Donmatieños in Boston maintain close ties with the relatives they left in Colombia . “The economy of Donmatías is based on pig and cow farming, textiles and the remittances that people send from the United States. Those who have migrated invest a lot of money in the town and have a strong influence in the political decisions we make,” explains Liliana López, who was mayor of Donmatías between 2004 and 2007 and who recently visited East Boston to meet with the community.

After the Sunday mass, Donmatieños had a meeting with Marcela Correa, the new mayor of the town, who came to visit them in East Boston.
Left: An old man in the church. | Right: Donmatieños singing the town’s anthem during a community meeting in East Boston.

But Donmatías case is not only interesting because of the townspeople who have migrated to East Boston, but because that displacement was followed by an influx of migrants in Colombia to take their place. The Colombian national census of 2005 found that 50 percent of the people in Donmatías were born outside of the town, and most of them are working in the textile industry. Javier Noreña, a Donmatieño who has been in the U.S. for a little over two years illustrates this point: “I know more people from my town here in East Boston than in Colombia. As East Boston is occupied by people of Donmatías, Donmatías is occupied by people from other Colombian regions.”

“Here in East Boston we meet with our friends and other Donmatieños, we know who they are, who are their relatives, where did they grow up. But if we go today to Donmatías’ central park we don’t feel the same familiarity that we feel in this city that is far away from ours,” says Liliana López, the former mayor.

Perhaps being together in a relative small area–East Boston–has helped to maintain that sense of community and the strong relationship between those who are in Boston and those who remain in Donmatías. However, their days in Eastie may be running out.

Until a couple of years ago, rents in East Boston were among the lowest in the city. That allowed many Latino immigrants –who have a median yearly income of $30,000, according to the Boston Redevelopment Authority– to settle there. They depended heavily on cheap rents to live in the neighborhood, and they could find one-bedroom or two-bedroom apartments for less than $1,000. However, since 2012 rents have been skyrocketing, and as with many other working class Latinos many Donmatieños have been pushed out of the neighborhood. They just can’t afford to live in el barrio anymore. Some of them have moved to neighboring cities like Revere, Chelsea, Winthrop, Everett and Lynn.
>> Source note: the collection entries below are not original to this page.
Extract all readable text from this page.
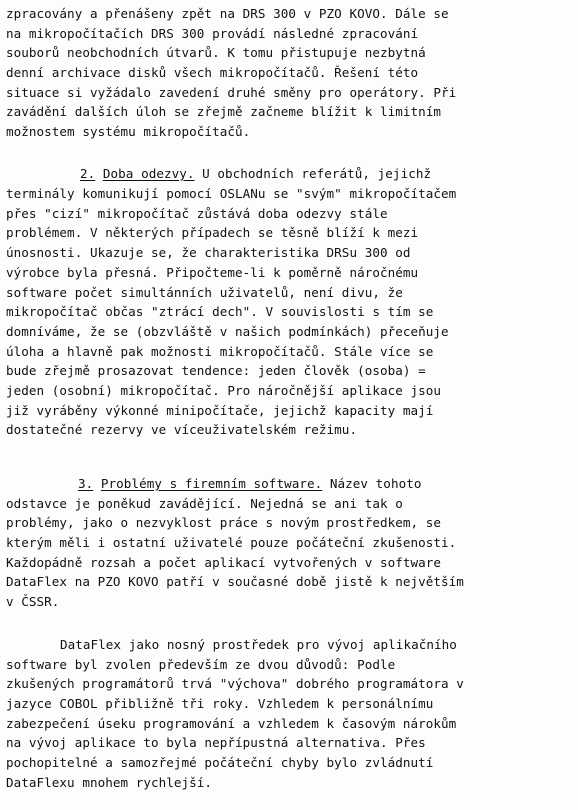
zpracovány a přenášeny zpět na DRS 300 v PZO KOVO. Dále se
na mikropočítačích DRS 300 provádí následné zpracování
souborů neobchodních útvarů. K tomu přistupuje nezbytná
denní archivace disků všech mikropočítačů. Řešení této
situace si vyžádalo zavedení druhé směny pro operátory. Při
zavádění dalších úloh se zřejmě začneme blížit k limitním
možnostem systému mikropočítačů.
2. Doba odezvy. U obchodních referátů, jejichž
terminály komunikují pomocí OSLANu se "svým" mikropočítačem
přes "cizí" mikropočítač zůstává doba odezvy stále
problémem. V některých případech se těsně blíží k mezi
únosnosti. Ukazuje se, že charakteristika DRSu 300 od
výrobce byla přesná. Připočteme-li k poměrně náročnému
software počet simultánních uživatelů, není divu, že
mikropočítač občas "ztrácí dech". V souvislosti s tím se
domníváme, že se (obzvláště v našich podmínkách) přeceňuje
úloha a hlavně pak možnosti mikropočítačů. Stále více se
bude zřejmě prosazovat tendence: jeden člověk (osoba) =
jeden (osobní) mikropočítač. Pro náročnější aplikace jsou
již vyráběny výkonné minipočítače, jejichž kapacity mají
dostatečné rezervy ve víceuživatelském režimu.
3. Problémy s firemním software. Název tohoto
odstavce je poněkud zavádějící. Nejedná se ani tak o
problémy, jako o nezvyklost práce s novým prostředkem, se
kterým měli i ostatní uživatelé pouze počáteční zkušenosti.
Každopádně rozsah a počet aplikací vytvořených v software
DataFlex na PZO KOVO patří v současné době jistě k největším
v ČSSR.
DataFlex jako nosný prostředek pro vývoj aplikačního
software byl zvolen především ze dvou důvodů: Podle
zkušených programátorů trvá "výchova" dobrého programátora v
jazyce COBOL přibližně tři roky. Vzhledem k personálnímu
zabezpečení úseku programování a vzhledem k časovým nárokům
na vývoj aplikace to byla nepřípustná alternativa. Přes
pochopitelné a samozřejmé počáteční chyby bylo zvládnutí
DataFlexu mnohem rychlejší.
But the housing market there is hot, too. A Greater Boston Housing Report published by Northeastern University has declared a housing crisis for the city, and points out that working class families are at risk of becoming homeless.

The consequences that gentrification and displacement will have in the community of Donmatías haven’t been measured yet. Being together in East Boston has helped to maintain their relationship with the town and to receive those relatives who want to live the “American dream.” But as the housing crisis in Boston gets worse, another question looms: how will this affect the community, not only here in Boston but also back in Colombia? The economical, cultural and social system that was created by this migration may be facing a critical point.